Wednesday, July 23, 2008

Day Four: Bruno Rides the Revolving Door

Ex-Majority Leader Joe Bruno took a job--where else?!--with CMS Consulting Services, which does business with a variety of state offices and agencies like the attorney general, comptroller, it was widely reported today. Never has it been cleared that there needs to ban on legislators on lobbying their former colleagues for an extended time period.

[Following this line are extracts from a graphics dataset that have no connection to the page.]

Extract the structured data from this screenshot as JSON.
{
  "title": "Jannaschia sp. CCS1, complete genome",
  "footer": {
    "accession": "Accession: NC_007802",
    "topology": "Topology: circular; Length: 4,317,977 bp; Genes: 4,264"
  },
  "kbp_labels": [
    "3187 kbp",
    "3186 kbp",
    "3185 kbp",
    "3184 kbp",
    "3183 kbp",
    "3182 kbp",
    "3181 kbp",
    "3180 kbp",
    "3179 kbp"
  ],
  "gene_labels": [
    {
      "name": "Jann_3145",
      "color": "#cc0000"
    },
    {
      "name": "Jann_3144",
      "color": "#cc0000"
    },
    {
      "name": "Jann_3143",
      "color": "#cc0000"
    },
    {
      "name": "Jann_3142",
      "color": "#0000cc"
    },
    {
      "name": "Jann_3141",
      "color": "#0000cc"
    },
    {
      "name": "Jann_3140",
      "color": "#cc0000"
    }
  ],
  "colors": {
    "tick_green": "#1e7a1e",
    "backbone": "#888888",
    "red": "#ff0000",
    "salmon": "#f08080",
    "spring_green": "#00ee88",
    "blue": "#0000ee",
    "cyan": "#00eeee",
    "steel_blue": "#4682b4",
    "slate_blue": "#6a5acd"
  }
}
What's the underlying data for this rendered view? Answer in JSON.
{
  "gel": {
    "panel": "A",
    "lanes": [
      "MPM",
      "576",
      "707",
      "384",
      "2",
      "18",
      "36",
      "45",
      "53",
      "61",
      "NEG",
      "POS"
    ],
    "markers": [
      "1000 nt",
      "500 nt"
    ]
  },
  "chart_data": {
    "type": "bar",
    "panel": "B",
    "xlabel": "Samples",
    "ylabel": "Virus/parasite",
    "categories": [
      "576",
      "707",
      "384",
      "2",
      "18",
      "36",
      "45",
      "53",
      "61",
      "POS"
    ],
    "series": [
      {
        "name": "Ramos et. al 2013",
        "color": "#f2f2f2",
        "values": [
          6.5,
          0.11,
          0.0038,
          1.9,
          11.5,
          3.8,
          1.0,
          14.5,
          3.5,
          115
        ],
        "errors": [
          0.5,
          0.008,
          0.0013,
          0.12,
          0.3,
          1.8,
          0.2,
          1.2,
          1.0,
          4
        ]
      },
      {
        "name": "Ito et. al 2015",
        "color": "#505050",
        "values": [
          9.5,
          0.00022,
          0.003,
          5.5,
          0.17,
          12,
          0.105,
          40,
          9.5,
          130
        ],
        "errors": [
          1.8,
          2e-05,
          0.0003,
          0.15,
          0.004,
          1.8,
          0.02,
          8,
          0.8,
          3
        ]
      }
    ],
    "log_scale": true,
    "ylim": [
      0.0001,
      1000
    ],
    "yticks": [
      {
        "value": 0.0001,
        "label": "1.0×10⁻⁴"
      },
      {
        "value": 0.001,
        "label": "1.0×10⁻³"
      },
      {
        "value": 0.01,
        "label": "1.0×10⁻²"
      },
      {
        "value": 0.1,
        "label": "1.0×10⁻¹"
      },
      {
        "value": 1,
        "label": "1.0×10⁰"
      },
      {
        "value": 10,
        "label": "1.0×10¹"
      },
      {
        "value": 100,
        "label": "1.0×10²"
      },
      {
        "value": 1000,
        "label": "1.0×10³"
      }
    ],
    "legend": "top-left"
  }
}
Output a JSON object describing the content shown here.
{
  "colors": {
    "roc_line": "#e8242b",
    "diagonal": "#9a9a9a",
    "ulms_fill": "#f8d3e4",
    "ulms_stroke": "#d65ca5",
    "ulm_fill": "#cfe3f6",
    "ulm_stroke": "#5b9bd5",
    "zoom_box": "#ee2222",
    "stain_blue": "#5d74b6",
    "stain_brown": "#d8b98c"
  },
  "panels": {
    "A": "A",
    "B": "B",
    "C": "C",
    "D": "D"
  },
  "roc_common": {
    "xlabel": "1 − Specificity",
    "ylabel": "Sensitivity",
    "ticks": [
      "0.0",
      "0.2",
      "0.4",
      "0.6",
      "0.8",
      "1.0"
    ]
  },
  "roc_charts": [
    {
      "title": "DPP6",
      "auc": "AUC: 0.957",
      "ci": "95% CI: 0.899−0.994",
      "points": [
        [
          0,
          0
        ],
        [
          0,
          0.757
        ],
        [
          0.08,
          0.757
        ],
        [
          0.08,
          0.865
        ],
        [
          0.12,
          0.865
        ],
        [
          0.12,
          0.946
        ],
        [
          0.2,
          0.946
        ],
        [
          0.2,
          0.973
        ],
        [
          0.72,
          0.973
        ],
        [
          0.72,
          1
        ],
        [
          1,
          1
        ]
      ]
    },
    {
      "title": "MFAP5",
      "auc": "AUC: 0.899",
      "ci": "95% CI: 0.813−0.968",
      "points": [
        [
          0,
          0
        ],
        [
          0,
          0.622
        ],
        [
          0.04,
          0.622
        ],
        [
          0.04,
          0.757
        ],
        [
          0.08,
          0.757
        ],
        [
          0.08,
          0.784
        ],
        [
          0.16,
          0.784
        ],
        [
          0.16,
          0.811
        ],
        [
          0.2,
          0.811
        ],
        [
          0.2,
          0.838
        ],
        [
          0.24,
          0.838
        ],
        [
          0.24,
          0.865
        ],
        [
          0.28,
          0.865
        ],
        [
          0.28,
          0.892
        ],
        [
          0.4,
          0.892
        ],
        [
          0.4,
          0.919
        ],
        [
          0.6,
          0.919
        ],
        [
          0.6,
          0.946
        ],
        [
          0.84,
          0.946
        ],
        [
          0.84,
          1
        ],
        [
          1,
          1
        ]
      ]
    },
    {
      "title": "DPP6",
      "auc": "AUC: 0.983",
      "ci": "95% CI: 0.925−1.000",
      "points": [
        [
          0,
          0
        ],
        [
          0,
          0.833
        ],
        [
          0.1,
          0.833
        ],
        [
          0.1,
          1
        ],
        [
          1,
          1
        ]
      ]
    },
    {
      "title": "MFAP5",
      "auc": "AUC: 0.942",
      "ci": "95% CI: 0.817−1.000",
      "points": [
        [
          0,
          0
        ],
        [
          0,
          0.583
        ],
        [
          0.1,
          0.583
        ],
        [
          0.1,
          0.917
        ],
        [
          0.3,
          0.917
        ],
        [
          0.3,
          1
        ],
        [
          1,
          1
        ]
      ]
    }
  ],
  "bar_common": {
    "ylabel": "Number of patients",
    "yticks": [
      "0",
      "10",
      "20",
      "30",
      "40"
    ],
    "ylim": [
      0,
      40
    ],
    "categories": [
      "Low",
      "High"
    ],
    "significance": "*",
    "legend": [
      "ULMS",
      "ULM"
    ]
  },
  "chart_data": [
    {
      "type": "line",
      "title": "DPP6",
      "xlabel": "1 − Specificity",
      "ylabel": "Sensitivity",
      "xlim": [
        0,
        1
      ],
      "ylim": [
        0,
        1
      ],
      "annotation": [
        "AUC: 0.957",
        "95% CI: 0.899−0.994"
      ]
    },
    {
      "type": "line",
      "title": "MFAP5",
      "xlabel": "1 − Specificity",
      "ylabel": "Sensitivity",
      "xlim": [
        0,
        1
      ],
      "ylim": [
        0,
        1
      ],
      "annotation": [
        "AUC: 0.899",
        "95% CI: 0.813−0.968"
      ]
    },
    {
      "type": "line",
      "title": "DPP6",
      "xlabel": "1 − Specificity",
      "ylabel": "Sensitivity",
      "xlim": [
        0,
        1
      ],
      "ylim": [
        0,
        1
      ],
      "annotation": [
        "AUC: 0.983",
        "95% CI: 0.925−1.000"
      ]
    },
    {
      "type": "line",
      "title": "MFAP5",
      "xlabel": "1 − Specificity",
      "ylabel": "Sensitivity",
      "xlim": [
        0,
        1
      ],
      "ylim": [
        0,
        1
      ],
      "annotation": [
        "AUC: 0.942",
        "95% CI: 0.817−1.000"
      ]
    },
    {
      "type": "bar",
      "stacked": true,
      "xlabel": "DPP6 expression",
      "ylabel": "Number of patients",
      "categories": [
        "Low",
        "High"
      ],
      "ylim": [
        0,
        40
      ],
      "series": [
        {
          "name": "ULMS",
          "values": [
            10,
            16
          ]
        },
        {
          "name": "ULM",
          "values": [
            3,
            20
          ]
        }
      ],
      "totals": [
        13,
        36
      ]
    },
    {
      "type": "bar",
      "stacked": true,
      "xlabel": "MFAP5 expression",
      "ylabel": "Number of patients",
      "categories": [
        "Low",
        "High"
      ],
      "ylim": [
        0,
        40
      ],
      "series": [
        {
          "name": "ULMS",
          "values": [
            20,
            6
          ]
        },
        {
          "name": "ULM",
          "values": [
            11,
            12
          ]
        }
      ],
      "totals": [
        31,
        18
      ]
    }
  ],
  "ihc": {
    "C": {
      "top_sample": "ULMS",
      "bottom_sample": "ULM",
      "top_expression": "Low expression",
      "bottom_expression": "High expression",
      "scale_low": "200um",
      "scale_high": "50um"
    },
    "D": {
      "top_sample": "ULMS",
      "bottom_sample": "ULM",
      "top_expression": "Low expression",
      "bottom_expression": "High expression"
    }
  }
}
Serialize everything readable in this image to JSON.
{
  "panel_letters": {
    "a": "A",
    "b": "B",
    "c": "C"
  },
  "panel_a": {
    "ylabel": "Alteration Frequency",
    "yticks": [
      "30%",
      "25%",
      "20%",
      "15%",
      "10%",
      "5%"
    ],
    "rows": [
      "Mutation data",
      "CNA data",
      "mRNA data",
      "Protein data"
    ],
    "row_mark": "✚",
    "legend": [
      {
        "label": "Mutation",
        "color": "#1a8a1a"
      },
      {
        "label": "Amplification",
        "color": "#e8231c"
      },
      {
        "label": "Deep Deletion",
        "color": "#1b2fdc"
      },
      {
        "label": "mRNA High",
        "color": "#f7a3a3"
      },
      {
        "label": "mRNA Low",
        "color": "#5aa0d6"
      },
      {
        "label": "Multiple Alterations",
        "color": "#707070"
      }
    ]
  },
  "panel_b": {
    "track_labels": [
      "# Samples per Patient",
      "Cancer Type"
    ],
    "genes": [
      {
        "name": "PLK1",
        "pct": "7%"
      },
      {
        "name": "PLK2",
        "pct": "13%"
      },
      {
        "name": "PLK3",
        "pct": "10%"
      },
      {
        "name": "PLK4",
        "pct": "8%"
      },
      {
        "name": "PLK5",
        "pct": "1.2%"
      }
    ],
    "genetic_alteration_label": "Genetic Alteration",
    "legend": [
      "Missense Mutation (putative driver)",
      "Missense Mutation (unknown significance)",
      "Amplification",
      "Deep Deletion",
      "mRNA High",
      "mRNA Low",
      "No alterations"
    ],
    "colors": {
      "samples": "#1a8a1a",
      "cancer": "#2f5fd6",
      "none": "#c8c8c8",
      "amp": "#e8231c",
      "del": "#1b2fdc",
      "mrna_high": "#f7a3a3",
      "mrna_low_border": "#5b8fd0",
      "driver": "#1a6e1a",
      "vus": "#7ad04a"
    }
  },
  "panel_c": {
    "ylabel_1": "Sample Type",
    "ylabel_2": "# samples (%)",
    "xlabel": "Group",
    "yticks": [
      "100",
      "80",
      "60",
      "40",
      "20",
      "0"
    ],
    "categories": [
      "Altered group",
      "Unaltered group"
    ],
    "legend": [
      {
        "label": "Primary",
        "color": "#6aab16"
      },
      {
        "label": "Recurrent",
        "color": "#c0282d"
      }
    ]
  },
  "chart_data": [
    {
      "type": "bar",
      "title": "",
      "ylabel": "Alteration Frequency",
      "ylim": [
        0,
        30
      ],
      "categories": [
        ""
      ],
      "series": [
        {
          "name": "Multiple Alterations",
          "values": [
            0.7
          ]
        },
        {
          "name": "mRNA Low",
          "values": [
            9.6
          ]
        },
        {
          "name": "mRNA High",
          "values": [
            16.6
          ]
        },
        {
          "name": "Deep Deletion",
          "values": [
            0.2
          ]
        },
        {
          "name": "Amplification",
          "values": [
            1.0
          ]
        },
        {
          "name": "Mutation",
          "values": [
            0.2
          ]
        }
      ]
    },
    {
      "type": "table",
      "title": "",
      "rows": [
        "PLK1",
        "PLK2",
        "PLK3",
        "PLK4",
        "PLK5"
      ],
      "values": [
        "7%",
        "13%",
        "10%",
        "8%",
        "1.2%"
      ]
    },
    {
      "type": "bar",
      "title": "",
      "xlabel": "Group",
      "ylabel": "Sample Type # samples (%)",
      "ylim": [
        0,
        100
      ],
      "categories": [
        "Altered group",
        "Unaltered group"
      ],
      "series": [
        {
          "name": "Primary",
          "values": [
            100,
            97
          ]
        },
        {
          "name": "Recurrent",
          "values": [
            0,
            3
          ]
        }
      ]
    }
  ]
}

As the New York Times' Jeremy Peters wrote today: "CMA drew some scrutiny this year after it hired Robert Scott Gaddy, a former adviser to Assemblyman David F. Gantt of Rochester, as a lobbyist. Mr. Gantt, the chairman of the Assembly Transportation Committee, had long opposed traffic cameras as too intrusive, yet he introduced a bill that would allow cities and towns across the state to install them and require the kind of technology that CMA sells. Currently, only New York City is allowed to use such red-light cameras."

In Congress, the "revolving-door ban" prevents Senators and aides from lobbying the Congress for two years after they leave the Hill, and just one year for House departures. Ex-Governor Spitzer signed an executive order--on "day one" in 2007-- that required a two-year window between the time state employees depart their jobs and when they are allowed to lobby any state agency. (That doesn't apply to campaign workers.) New York City employees are barred from lobbying their former colleagues for a year after leaving public service.

Unfortunately and quite shamefully, no such bans exists for members of the state legislature.